Our ingrained activism, this drive to be productive, is one thing that keeps us from communion, but it may that our activism sometimes serves as a mask for a deeper problem. We are talking about time with our Lord, an attitude of docility and receptivity and joy in his Presence. There is no greater privilege; there should be no greater joy! We can think of Adam and Eve, rejoicing in their Creator’s fellowship when he walked in the garden in the cool of the day. But then things changed. They sinned, rebelled, and when God came, they hid.
Out here, east of Eden, his Presence can be uncomfortable, can’t it? Our Lord still comes among us, but Jesus is a man to be reckoned with. In his light, we see ourselves more clearly, and perhaps we’d rather just dim the light, make like Adam and Eve and hide ourselves in the bushes of our activity. There are things we’d prefer to keep in the dark. So activism, just the general frenetic running to and fro of our daily lives in the world, or even – maybe especially – the busy-ness of good works and service – becomes a kind of cover, a strategy of avoidance of the very One that, like Martha, we are meant to be serving.
But that light that shines so brightly is the light of his love – his seeking, desiring, healing love. You know, earlier this week when I read over the lessons for this morning, it occurred to me that I have always thought of the tragedy of this encounter as being that in her busy-ness, in her inability to let the merely important things slide in order to not lose the essential, Martha robbed herself of time with Jesus. And that’s true enough and tragic enough, but it works the other way, too.

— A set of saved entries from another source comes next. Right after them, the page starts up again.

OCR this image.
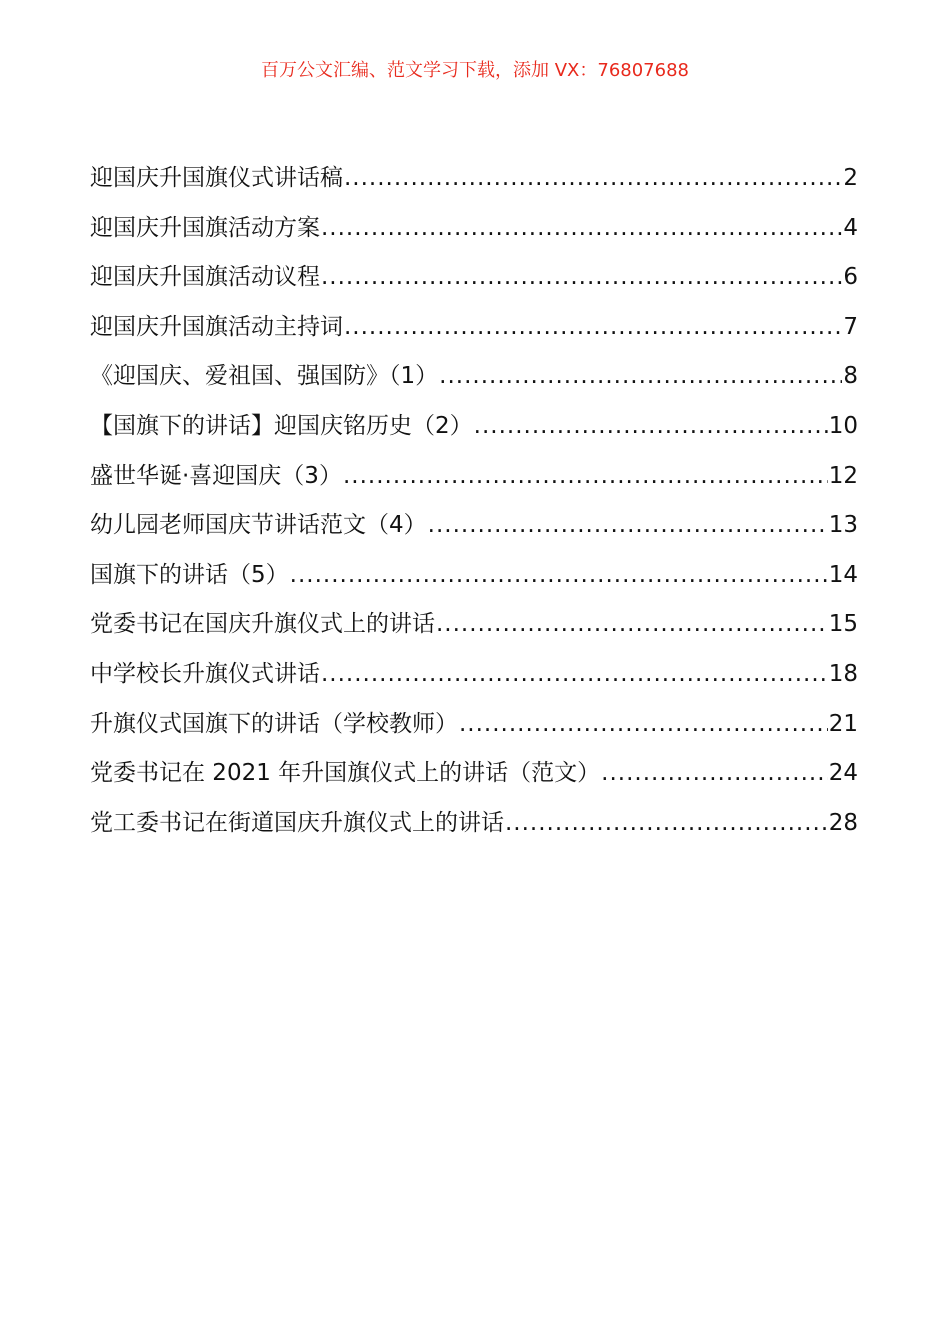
百万公文汇编、范文学习下载，添加 VX：76807688
迎国庆升国旗仪式讲话稿 .....	2
迎国庆升国旗活动方案 .....	4
迎国庆升国旗活动议程 .....	6
迎国庆升国旗活动主持词 .....	7
《迎国庆、爱祖国、强国防》（1） .....	8
【国旗下的讲话】迎国庆铭历史（2） .....	10
盛世华诞·喜迎国庆（3） .....	12
幼儿园老师国庆节讲话范文（4） .....	13
国旗下的讲话（5） .....	14
党委书记在国庆升旗仪式上的讲话 .....	15
中学校长升旗仪式讲话 .....	18
升旗仪式国旗下的讲话（学校教师） .....	21
党委书记在 2021 年升国旗仪式上的讲话（范文） .....	24
党工委书记在街道国庆升旗仪式上的讲话 .....	28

In her busy-ness, she robbed her Lord – he wanted to be with her, desired her fellowship and presence, to be with her, just as he did with Mary and Lazarus and Simon the Leper and all the usual crowd at the house in Bethany.
And, in the same way, hard as it is sometimes to believe, he desires us. He’s dying to be with us. In the silence of prayer, on the Altar where he gives himself to us Body, Blood, Soul, and Divinity. He holds nothing back. And as for those things we are ashamed of, that keep us on some trajectory of avoidance – well, he already knows, and still he loves, and calls us to the confessional for honesty, reconciliation, healing, and ever deeper Communion.
And Presence. The Lord among us. It is not wasted time. It is life. It – He – is the one thing needful; He himself is the better part that will not be taken away. So come, let us adore him.